The Oswegonian

The Independent Student Newspaper of Oswego State

National Issues Opinion

High school teacher presses charges on student

In a wild turn of events, a Texas high school teacher has decided to turn to authorities over the allegedly egregious situation concerning one of her missing desk decorations.

In what some have called a modern revival of the school-to-prison pipeline, this teacher has posted a slew of public videos of herself on the social media platform TikTok, baselessly accusing her young students of stealing a Hello Kitty Funko Pop figurine from her desk. According to the New York Post, which has identified the instructor as “Ms. Dawson,” the teacher had placed the toy on her desk at the beginning of the school year and within a month it went mysteriously missing. The toy is said to have held a great deal of sentimental and monetary value to the teacher, as it was gifted to her by a former student several years prior.

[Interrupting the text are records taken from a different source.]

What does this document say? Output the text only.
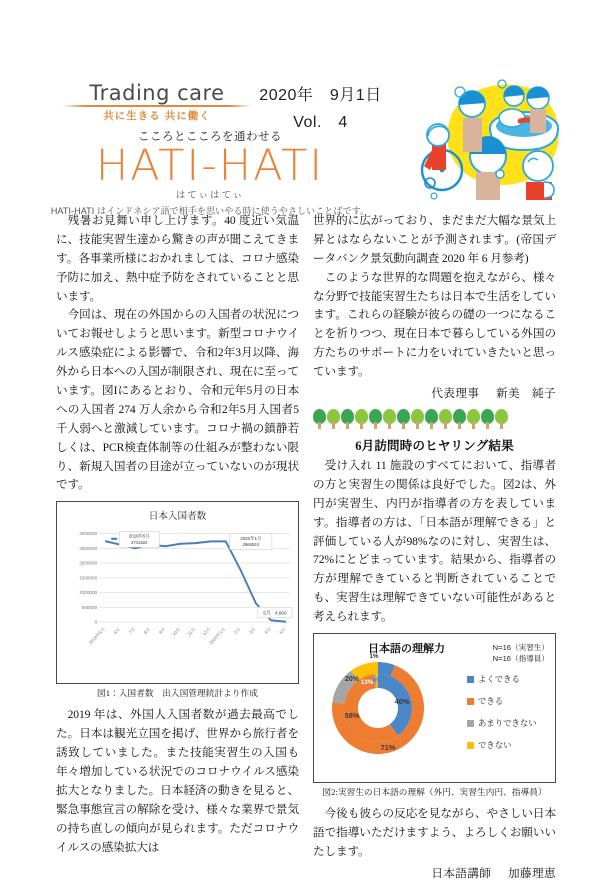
Trading care
共に生きる 共に働く
2020年　9月1日
Vol.　4
こころとこころを通わせる
HATI-HATI
はてぃはてぃ
HATI-HATI はインドネシア語で相手を思いやる時に使うやさしいことばです。

残暑お見舞い申し上げます。40 度近い気温に、技能実習生達から驚きの声が聞こえてきます。各事業所様におかれましては、コロナ感染予防に加え、熱中症予防をされていることと思います。

今回は、現在の外国からの入国者の状況についてお報せしようと思います。新型コロナウイルス感染症による影響で、令和2年3月以降、海外から日本への入国が制限され、現在に至っています。図Iにあるとおり、令和元年5月の日本への入国者 274 万人余から令和2年5月入国者5千人弱へと激減しています。コロナ禍の鎮静若しくは、PCR検査体制等の仕組みが整わない限り、新規入国者の目途が立っていないのが現状です。

日本入国者数
3000000
2500000
2000000
1500000
1000000
500000
0
2019年5月
2741822
2020年1月
2666524
5月　4,600
2019年5月 6月 7月 8月 9月 10月 11月 12月
2020年1月 2月 3月 4月 5月
図1：入国者数　出入国管理統計より作成

2019 年は、外国人入国者数が過去最高でした。日本は観光立国を掲げ、世界から旅行者を誘致していました。また技能実習生の入国も年々増加している状況でのコロナウイルス感染拡大となりました。日本経済の動きを見ると、緊急事態宣言の解除を受け、様々な業界で景気の持ち直しの傾向が見られます。ただコロナウイルスの感染拡大は

世界的に広がっており、まだまだ大幅な景気上昇とはならないことが予測されます。(帝国データバンク景気動向調査 2020 年 6 月参考)

このような世界的な問題を抱えながら、様々な分野で技能実習生たちは日本で生活をしています。これらの経験が彼らの礎の一つになることを祈りつつ、現在日本で暮らしている外国の方たちのサポートに力をいれていきたいと思っています。

代表理事 新美　純子
6月訪問時のヒヤリング結果

受け入れ 11 施設のすべてにおいて、指導者の方と実習生の関係は良好でした。図2は、外円が実習生、内円が指導者の方を表しています。指導者の方は、「日本語が理解できる」と評価している人が98%なのに対し、実習生は、72%にとどまっています。結果から、指導者の方が理解できていると判断されていることでも、実習生は理解できていない可能性があると考えられます。

日本語の理解力	N=16（実習生）
N=16（指導員）
40%
58%
71%
20% 13% 6%
1%
よくできる
できる
あまりできない
できない
図2:実習生の日本語の理解（外円、実習生内円、指導員）

今後も彼らの反応を見ながら、やさしい日本語で指導いただけますよう、よろしくお願いいたします。

日本語講師 加藤理恵
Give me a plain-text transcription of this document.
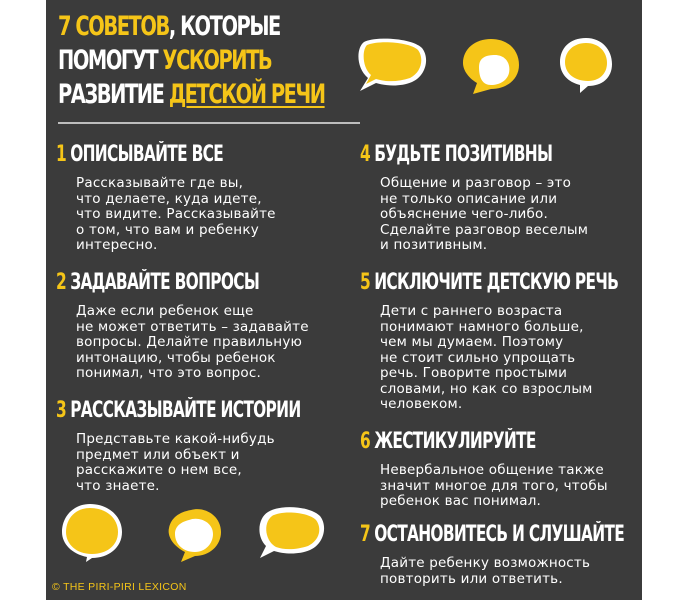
7 СОВЕТОВ, КОТОРЫЕ
ПОМОГУТ УСКОРИТЬ
РАЗВИТИЕ ДЕТСКОЙ РЕЧИ
1 ОПИСЫВАЙТЕ ВСЕ
Рассказывайте где вы,
что делаете, куда идете,
что видите. Рассказывайте
о том, что вам и ребенку
интересно.
2 ЗАДАВАЙТЕ ВОПРОСЫ
Даже если ребенок еще
не может ответить – задавайте
вопросы. Делайте правильную
интонацию, чтобы ребенок
понимал, что это вопрос.
3 РАССКАЗЫВАЙТЕ ИСТОРИИ
Представьте какой-нибудь
предмет или объект и
расскажите о нем все,
что знаете.
4 БУДЬТЕ ПОЗИТИВНЫ
Общение и разговор – это
не только описание или
объяснение чего-либо.
Сделайте разговор веселым
и позитивным.
5 ИСКЛЮЧИТЕ ДЕТСКУЮ РЕЧЬ
Дети с раннего возраста
понимают намного больше,
чем мы думаем. Поэтому
не стоит сильно упрощать
речь. Говорите простыми
словами, но как со взрослым
человеком.
6 ЖЕСТИКУЛИРУЙТЕ
Невербальное общение также
значит многое для того, чтобы
ребенок вас понимал.
7 ОСТАНОВИТЕСЬ И СЛУШАЙТЕ
Дайте ребенку возможность
повторить или ответить.
© THE PIRI-PIRI LEXICON
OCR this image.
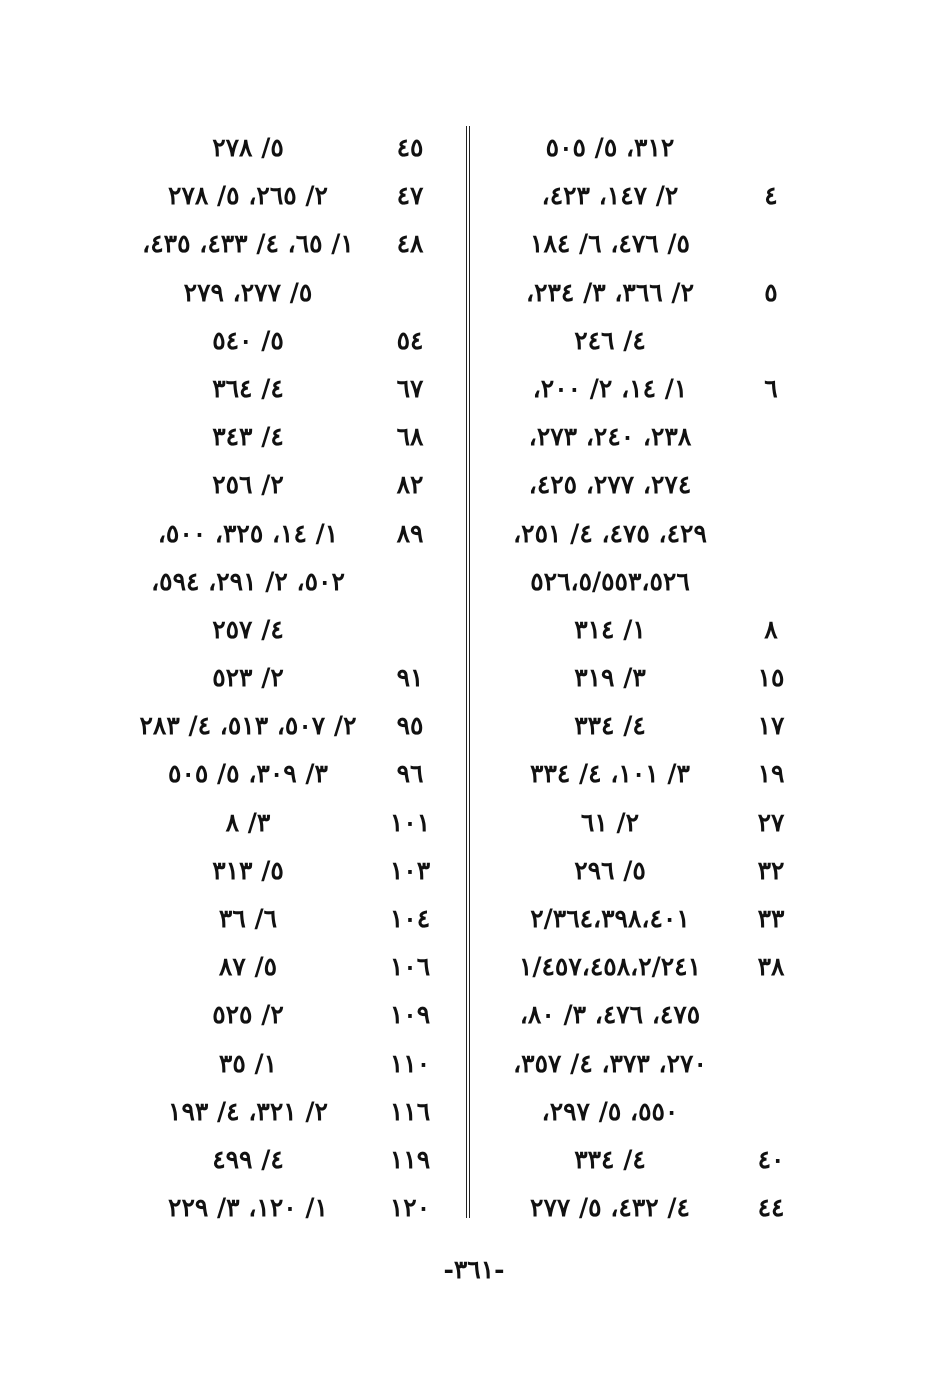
٣١٢، ٥/ ٥٠٥
٤
٢/ ١٤٧، ٤٢٣،
٥/ ٤٧٦، ٦/ ١٨٤
٥
٢/ ٣٦٦، ٣/ ٢٣٤،
٤/ ٢٤٦
٦
١/ ١٤، ٢/ ٢٠٠،
٢٣٨، ٢٤٠، ٢٧٣،
٢٧٤، ٢٧٧، ٤٢٥،
٤٢٩، ٤٧٥، ٤/ ٢٥١،
٥٢٦،٥/٥٥٣،٥٢٦
٨
١/ ٣١٤
١٥
٣/ ٣١٩
١٧
٤/ ٣٣٤
١٩
٣/ ١٠١، ٤/ ٣٣٤
٢٧
٢/ ٦١
٣٢
٥/ ٢٩٦
٣٣
٢/٣٦٤،٣٩٨،٤٠١
٣٨
١/٤٥٧،٤٥٨،٢/٢٤١
٤٧٥، ٤٧٦، ٣/ ٨٠،
٢٧٠، ٣٧٣، ٤/ ٣٥٧،
٥٥٠، ٥/ ٢٩٧،
٤٠
٤/ ٣٣٤
٤٤
٤/ ٤٣٢، ٥/ ٢٧٧
٤٥
٥/ ٢٧٨
٤٧
٢/ ٢٦٥، ٥/ ٢٧٨
٤٨
١/ ٦٥، ٤/ ٤٣٣، ٤٣٥،
٥/ ٢٧٧، ٢٧٩
٥٤
٥/ ٥٤٠
٦٧
٤/ ٣٦٤
٦٨
٤/ ٣٤٣
٨٢
٢/ ٢٥٦
٨٩
١/ ١٤، ٣٢٥، ٥٠٠،
٥٠٢، ٢/ ٢٩١، ٥٩٤،
٤/ ٢٥٧
٩١
٢/ ٥٢٣
٩٥
٢/ ٥٠٧، ٥١٣، ٤/ ٢٨٣
٩٦
٣/ ٣٠٩، ٥/ ٥٠٥
١٠١
٣/ ٨
١٠٣
٥/ ٣١٣
١٠٤
٦/ ٣٦
١٠٦
٥/ ٨٧
١٠٩
٢/ ٥٢٥
١١٠
١/ ٣٥
١١٦
٢/ ٣٢١، ٤/ ١٩٣
١١٩
٤/ ٤٩٩
١٢٠
١/ ١٢٠، ٣/ ٢٢٩
-٣٦١-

Dawson has insisted that the escalation of this situation is meant to be a hard lesson for what she calls “the principle,” explaining her thought process by saying that “[i]f kids think it’s okay to steal from teachers, what comes next?”. She goes on in her lengthy series of TikTok videos about how she hopes to make an example out of this student. Many netizens have criticized her behavior, pointing to her own mistakes and responsibility surrounding her action of placing such a valuable item in a public place where it had high chances of being stolen. Regardless of which side you are on, surely we can all agree that TikTok is not the best way to handle such sensitive professional matters, unless one’s purpose is to exacerbate the issue and surrounding emotions.

This kind of harsh anti-rehabilitative punishment for schoolchildren is not something one would expect to see, especially coming from a Black woman in America. In some ways, it could be fair to see the punishment match the crime, especially in cases such as theft, but schools are meant to be places of learning, not retribution.

According to the American Civil Liberties Union website, “at-risk children” are continually being pushed out of schools and into prisons by zero tolerance policies and the lack of proper mental health counseling resources, a problem which has been longstanding in this country.

What do you think would be the proper course of action in a situation like this? Should there be more accountability for the misbehavior of students in the public school system and who should be responsible for enforcing this accountability?